Along with the ability to make a creative choice, the ability to take responsibility is characteristic of a harmonious spiritual world. This most important personal quality is also extremely necessary for the formation of the child's basic, basic emotional experiences, for the tempering of will and character. Psychological responsibility in the aspect of upbringing means a certain degree of self-confidence of the parent, the ability to follow the necessary rules, to fulfill his obligations to the child and other people. An irresponsible, often changing his decisions, constantly repenting of his actions, always doubting everything, a parent can either completely lose the respect and trust of his child, or completely disorient him and bring up in him a complete inability to make his own independent decisions.

A person who knows how to ask himself these questions, who is constantly looking for answers to them, can be a good educator, if only because he will be able to look at his child just as intently and attentively, to get to know his developing spiritual world, to set tasks for him to evaluate himself and others.

A harmonious person is able to be a truly loving person. The elder, who takes responsibility for the younger. The elder understands that he knows and can do more, but he firmly knows that the child is not something special, qualitatively different from himself and belonging to another world, he sees similarities rather than differences. A wise and loving educator tries to improve the younger one, tries to make him better than he is now, but not as he, the elder, is, but as he is, and in those unique opportunities in which the younger one can develop. And then it really becomes clear that for a harmoniously developed person, for a person with a creative spiritual world, there is nothing more natural than education. Just as he works on himself, helping self-disclosure, in the same way he helps the self-improvement and self-disclosure of his child.
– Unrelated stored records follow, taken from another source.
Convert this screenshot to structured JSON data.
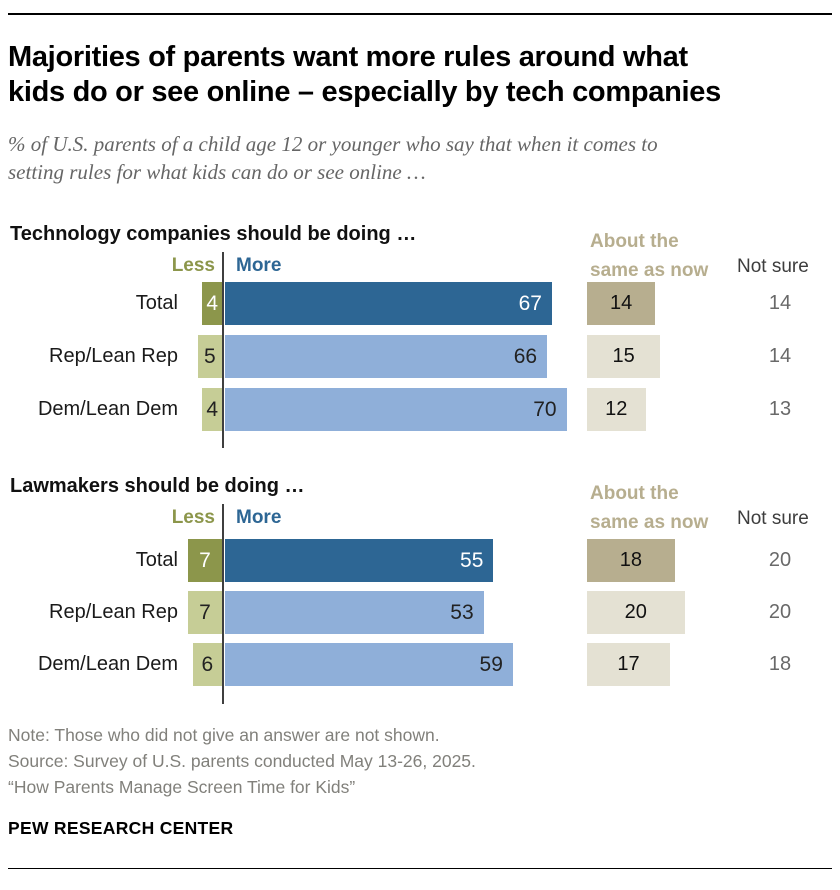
{
  "header": {
    "title_line1": "Majorities of parents want more rules around what",
    "title_line2": "kids do or see online – especially by tech companies",
    "subtitle_line1": "% of U.S. parents of a child age 12 or younger who say that when it comes to",
    "subtitle_line2": "setting rules for what kids can do or see online …"
  },
  "legend": {
    "less": "Less",
    "more": "More",
    "same_line1": "About the",
    "same_line2": "same as now",
    "not_sure": "Not sure"
  },
  "chart_data": [
    {
      "type": "bar",
      "title": "Technology companies should be doing …",
      "categories": [
        "Total",
        "Rep/Lean Rep",
        "Dem/Lean Dem"
      ],
      "series": [
        {
          "name": "Less",
          "values": [
            4,
            5,
            4
          ]
        },
        {
          "name": "More",
          "values": [
            67,
            66,
            70
          ]
        },
        {
          "name": "About the same as now",
          "values": [
            14,
            15,
            12
          ]
        },
        {
          "name": "Not sure",
          "values": [
            14,
            14,
            13
          ]
        }
      ],
      "value_unit": "% of parents",
      "layout": "diverging horizontal bars, Less left of axis, More right of axis"
    },
    {
      "type": "bar",
      "title": "Lawmakers should be doing …",
      "categories": [
        "Total",
        "Rep/Lean Rep",
        "Dem/Lean Dem"
      ],
      "series": [
        {
          "name": "Less",
          "values": [
            7,
            7,
            6
          ]
        },
        {
          "name": "More",
          "values": [
            55,
            53,
            59
          ]
        },
        {
          "name": "About the same as now",
          "values": [
            18,
            20,
            17
          ]
        },
        {
          "name": "Not sure",
          "values": [
            20,
            20,
            18
          ]
        }
      ],
      "value_unit": "% of parents",
      "layout": "diverging horizontal bars, Less left of axis, More right of axis"
    }
  ],
  "footer": {
    "note": "Note: Those who did not give an answer are not shown.",
    "source": "Source: Survey of U.S. parents conducted May 13-26, 2025.",
    "report": "“How Parents Manage Screen Time for Kids”",
    "brand": "PEW RESEARCH CENTER"
  },
  "colors": {
    "dark-blue": "#2d6694",
    "light-blue": "#8fafd9",
    "dark-olive": "#8c964b",
    "light-olive": "#c6cd96",
    "dark-tan": "#b7ae8f",
    "light-tan": "#e4e1d3",
    "tan-label": "#b7ae8f",
    "axis": "#3f3f3f",
    "not-sure-header": "#3d3d3d",
    "not-sure-value": "#696969",
    "footer-text": "#81807b",
    "subtitle-text": "#666666"
  }
}
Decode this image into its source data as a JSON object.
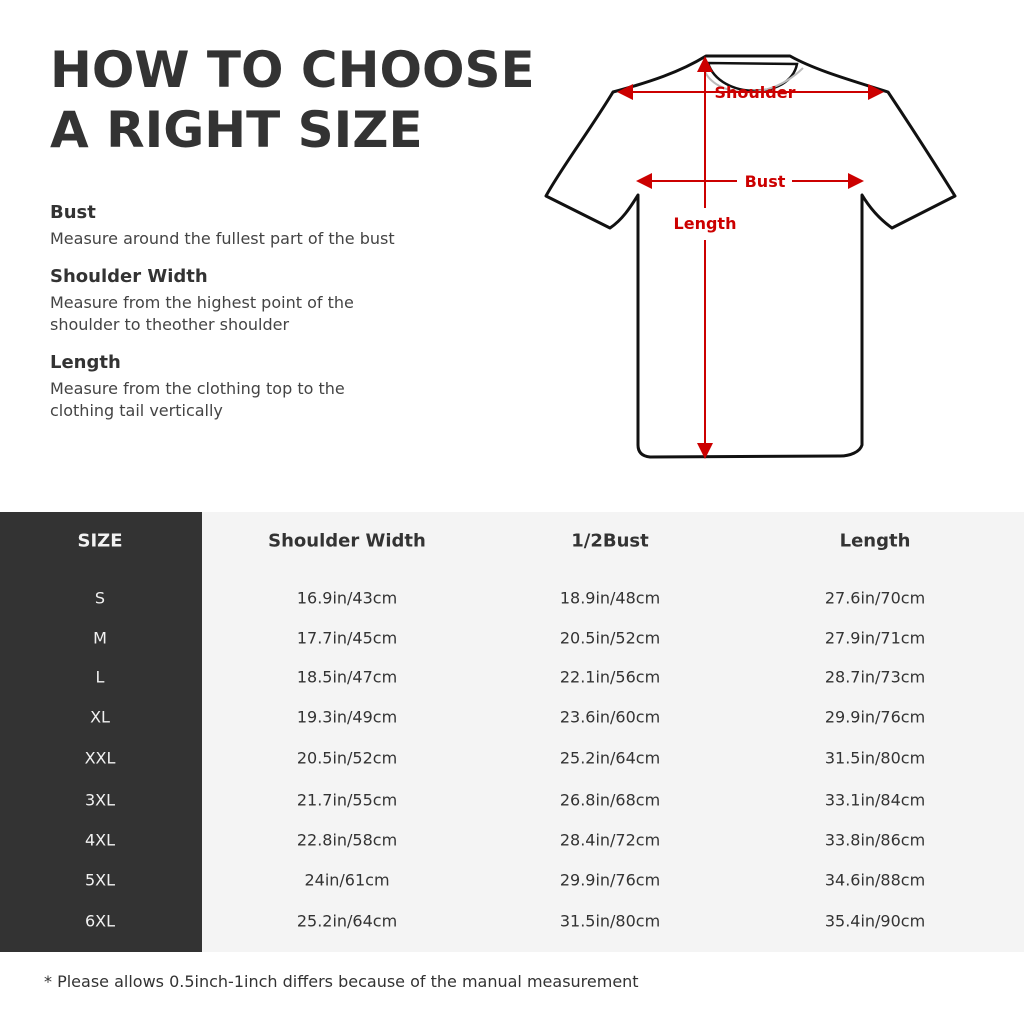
{
  "title": {
    "line1": "HOW TO CHOOSE",
    "line2": "A RIGHT SIZE"
  },
  "definitions": [
    {
      "term": "Bust",
      "text": "Measure around the fullest part of the bust"
    },
    {
      "term": "Shoulder Width",
      "text1": "Measure from the highest point of the",
      "text2": "shoulder to theother shoulder"
    },
    {
      "term": "Length",
      "text1": "Measure from the clothing top to the",
      "text2": "clothing tail vertically"
    }
  ],
  "diagram": {
    "shoulder": "Shoulder",
    "bust": "Bust",
    "length": "Length",
    "arrow_color": "#cc0000"
  },
  "table": {
    "headers": [
      "SIZE",
      "Shoulder Width",
      "1/2Bust",
      "Length"
    ],
    "rows": [
      [
        "S",
        "16.9in/43cm",
        "18.9in/48cm",
        "27.6in/70cm"
      ],
      [
        "M",
        "17.7in/45cm",
        "20.5in/52cm",
        "27.9in/71cm"
      ],
      [
        "L",
        "18.5in/47cm",
        "22.1in/56cm",
        "28.7in/73cm"
      ],
      [
        "XL",
        "19.3in/49cm",
        "23.6in/60cm",
        "29.9in/76cm"
      ],
      [
        "XXL",
        "20.5in/52cm",
        "25.2in/64cm",
        "31.5in/80cm"
      ],
      [
        "3XL",
        "21.7in/55cm",
        "26.8in/68cm",
        "33.1in/84cm"
      ],
      [
        "4XL",
        "22.8in/58cm",
        "28.4in/72cm",
        "33.8in/86cm"
      ],
      [
        "5XL",
        "24in/61cm",
        "29.9in/76cm",
        "34.6in/88cm"
      ],
      [
        "6XL",
        "25.2in/64cm",
        "31.5in/80cm",
        "35.4in/90cm"
      ]
    ]
  },
  "note": "* Please allows 0.5inch-1inch differs because of the  manual measurement"
}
Creative education also corresponds to a creative person, a harmonious person becomes a harmonious parent, and then the wise words of J. Korczak are easily and naturally embodied in his communication with the child: "An educator who does not fetter, but frees, does not break, but forms, does not suppress, but elevates, does not dictate, but teaches, does not demand, but asks, experiences many inspired moments with the child."

Chapter 2. Man is born

When evaluating any human activity, one usually proceeds from a certain optimum, ideal, norm. In educational activity, apparently, such an absolute norm does not exist. Indeed, is it possible to think that over the long years of raising a child, parents have never made a single mistake, absolutely accurately and correctly fulfilled all the requirements that are imposed on ensuring the growth and development of a child? Of course not. After all, we learn to be parents, just as we learn to be husbands and wives, as we learn the secrets of mastery and professionalism in any business.

Who can tell what the baby thinks? Who can trace those strands of the web, Along which the little man finds the way — In tears, blind and lonely — From the shores of the mysterious world To our world, to the earth, to the light of day? Unknown author. Cit. according to V. Drumman. 1910

These poetic lines formulate the main tasks that psychologists who study childhood see before them. Moms and dads ask themselves the same questions, peering into their baby: who is he? How will he grow up?